Terrorism Networking
"Since the day he was charged, Awso Peshdary has steadfastly maintained his innocence."
"We look forward to his trial, where we will have a full opportunity to challenge the allegations against him."
Solomon Friedman, defense lawyer
Pat McGrath / Postmedia News Awso Peshdary, the alleged Ottawa terrorist financier, being released on bail from the Ottawa Court House in 2010.
It cannot possibly be simple coincidence that this young man simply happened to have been an innocent bystander in three separate incidents of Islamist terrorist plans taking place in Canada with disparate principals with whom Awso Peshdary just happened to be familiar. In all three instances he was said to have acted as an enabler.
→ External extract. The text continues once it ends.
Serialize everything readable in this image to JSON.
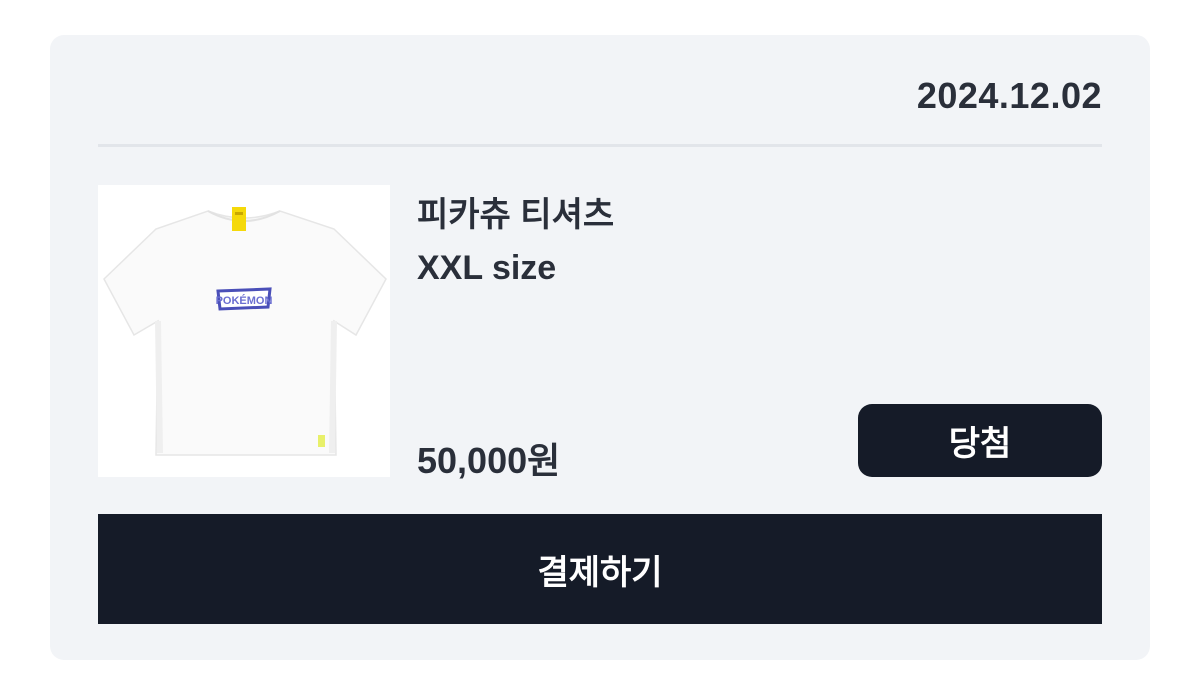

In one investigation which the RCMP had characterized as Project Samosa, he was actually acquitted of all charges brought against him.
But of the two men with whom he was closely aligned in Ottawa in a plan to enlist and radicalize recruits to take part in a terrorist network which planned to conduct bombing raids in Canada as jihadi targets, Hiva Alizadeh, trained by the Taliban in Afghanistan who had sworn allegiance to Osama bin Laden was convicted as the ringleader and given a prison sentence of 24 years.
The second co-conspirator, an Ottawa Hospital technician, Misbahddin Ahmed, accused of being an accomplice in the plot to produce and set off bombs, was sentenced to twelve years' imprisonment. Awso Peshdary had been under surveillance for his suspected involvement in this terror network, but never convicted. The 26-year-old was circumstantially fortunate, but his luck just happened to run out when the Iraqi-Canadian was newly charged with recruitment, facilitating and financing a homegrown terror network.
These were surveillance cases in which wiretaps, surveillance and evidence received from the auspices of an undercover informant connected Peshdary and five men, each of whom have been convicted of terrorism offences, as well as another two men who left Canada to fight for the Islamic State abroad, in which he was also implicated. He now faces serious charges of terrorism in Canada.
The operation named by the RCMP Project Servant revealed the existence of a "terror cluster" in the capital city, with intersecting networks of conspirators sharing recruitment of jihadis and enabling their journeys abroad to join the Islamic State fighters in Syria and Iraq. Khadar Khalib and John Maguire, two radicalized friends of Peshdary already fighting among the extremists in Syria had terror charges laid against them, in absentia.
But it was Peshdary's association with Ashton Carleton Larmond, sentenced to 17 years, his brother Carlos Larmond, and their associate Suliman Mohamed, in project Slipstream, where each was sentenced to seven years in prison for their part in the conspiracy to commit terrorist acts in Canada, that produced sufficient evidence to place this man in prison, preparing to undergo trial and eventual justice.